The general goal of the proposal is to generate a realistic multiscale circuit model of the larval zebrafish’s brain – the multiscale virtual fish (MSVF). The model will span spatial ranges from the nanoscale at the synaptic level, to local microcircuits to inter-area connectivity - and its ultimate purpose is to explain and simulate the quantitative and qualitative nature of behavioral output across various timescales.

Connectome Coding at the Synaptic Scale

Vogelstein: 1/01/2018 - 12/31/2019
Schmidt Sciences

This project will study learning and plasticity at an unprecedented scale, revealing the dynamics of large populations of synapses comprising an entire local cortical circuit.

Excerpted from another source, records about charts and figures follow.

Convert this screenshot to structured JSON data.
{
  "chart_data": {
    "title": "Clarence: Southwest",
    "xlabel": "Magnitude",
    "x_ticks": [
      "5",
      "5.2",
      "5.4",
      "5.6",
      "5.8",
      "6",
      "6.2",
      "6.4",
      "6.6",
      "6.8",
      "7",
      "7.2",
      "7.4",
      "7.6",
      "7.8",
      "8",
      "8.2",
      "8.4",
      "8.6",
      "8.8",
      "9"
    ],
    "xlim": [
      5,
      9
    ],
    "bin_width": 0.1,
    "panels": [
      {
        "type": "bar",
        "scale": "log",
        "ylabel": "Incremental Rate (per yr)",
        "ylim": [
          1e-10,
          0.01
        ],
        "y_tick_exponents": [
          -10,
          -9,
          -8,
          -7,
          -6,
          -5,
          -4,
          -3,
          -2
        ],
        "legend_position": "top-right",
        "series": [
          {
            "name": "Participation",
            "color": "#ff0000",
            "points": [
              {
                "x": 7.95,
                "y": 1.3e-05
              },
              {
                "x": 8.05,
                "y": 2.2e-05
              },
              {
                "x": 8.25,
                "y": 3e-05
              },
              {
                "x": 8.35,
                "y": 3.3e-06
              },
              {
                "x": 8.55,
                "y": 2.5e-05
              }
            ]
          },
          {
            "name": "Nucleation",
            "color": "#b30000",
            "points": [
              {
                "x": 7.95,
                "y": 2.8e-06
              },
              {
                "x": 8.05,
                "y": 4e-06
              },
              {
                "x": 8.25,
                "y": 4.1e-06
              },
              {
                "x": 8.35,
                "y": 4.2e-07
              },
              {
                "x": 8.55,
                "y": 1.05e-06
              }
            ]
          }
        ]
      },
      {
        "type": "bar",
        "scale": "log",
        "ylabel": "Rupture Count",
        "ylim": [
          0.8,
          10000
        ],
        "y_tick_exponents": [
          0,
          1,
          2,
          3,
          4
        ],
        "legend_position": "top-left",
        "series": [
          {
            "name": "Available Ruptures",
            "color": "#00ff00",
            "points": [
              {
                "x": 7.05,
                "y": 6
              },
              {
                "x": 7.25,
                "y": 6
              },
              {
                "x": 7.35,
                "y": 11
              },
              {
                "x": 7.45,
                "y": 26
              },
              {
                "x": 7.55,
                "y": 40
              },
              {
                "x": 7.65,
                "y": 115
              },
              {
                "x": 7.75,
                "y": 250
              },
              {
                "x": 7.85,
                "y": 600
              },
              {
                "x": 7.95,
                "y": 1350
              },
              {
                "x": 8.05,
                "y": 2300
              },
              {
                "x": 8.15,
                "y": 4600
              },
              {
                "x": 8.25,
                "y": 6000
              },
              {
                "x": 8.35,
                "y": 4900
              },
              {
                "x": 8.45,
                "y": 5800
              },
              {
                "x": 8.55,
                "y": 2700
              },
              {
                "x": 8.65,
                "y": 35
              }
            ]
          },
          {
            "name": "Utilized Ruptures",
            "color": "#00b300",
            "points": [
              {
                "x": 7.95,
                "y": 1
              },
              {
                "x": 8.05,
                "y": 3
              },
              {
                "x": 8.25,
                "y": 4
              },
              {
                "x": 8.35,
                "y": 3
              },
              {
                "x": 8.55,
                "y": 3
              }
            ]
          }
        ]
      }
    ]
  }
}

No previously conducted experiment could answer the questions about the dynamics of large populations of synapses, which is crucial to the learning process.

Lifelong Learning Forests

FA8650-18-2-7834 (Vogelstein): 11/1/2017 - 10/31/2021

Our Lifelong Learning Forests (L2Fs) will learn continuously, selectively adapting to new environments and circumstances utilizing top-down feedback to impact low-level processing, with provable statistical guarantees, while maintaining computational tractability at scale.

This work is graciously supported by the Defense Advanced Research Projects Agency (DARPA) Lifelong Learning Machines program through contract FA8650-18-2-7834.

Continual Learning Across Synapses, Circuits, and Brain Areas

FA8650-18-2-7834 (Tolias): 11/1/2017 - 10/31/2021

Our primary goal will be to develop the pre-processing analysis pipeline for the imaging data collected in this project.

This research has been supported by the Lifelong Learning Machines (L2M) program of the Defence Advanced Research Projects Agency (DARPA) via contract number HR0011-18-2-0025

SemiSynBio: Collaborative Research: YeastOns: Neural Networks Implemented in Communication Yeast Cells

NSF 1807546 (Schulman): 07/16/2018 - 06/30/2021

The goal is to provide neuroscience and machine learning expertise to guide the design of the computational learning capabilities of the system.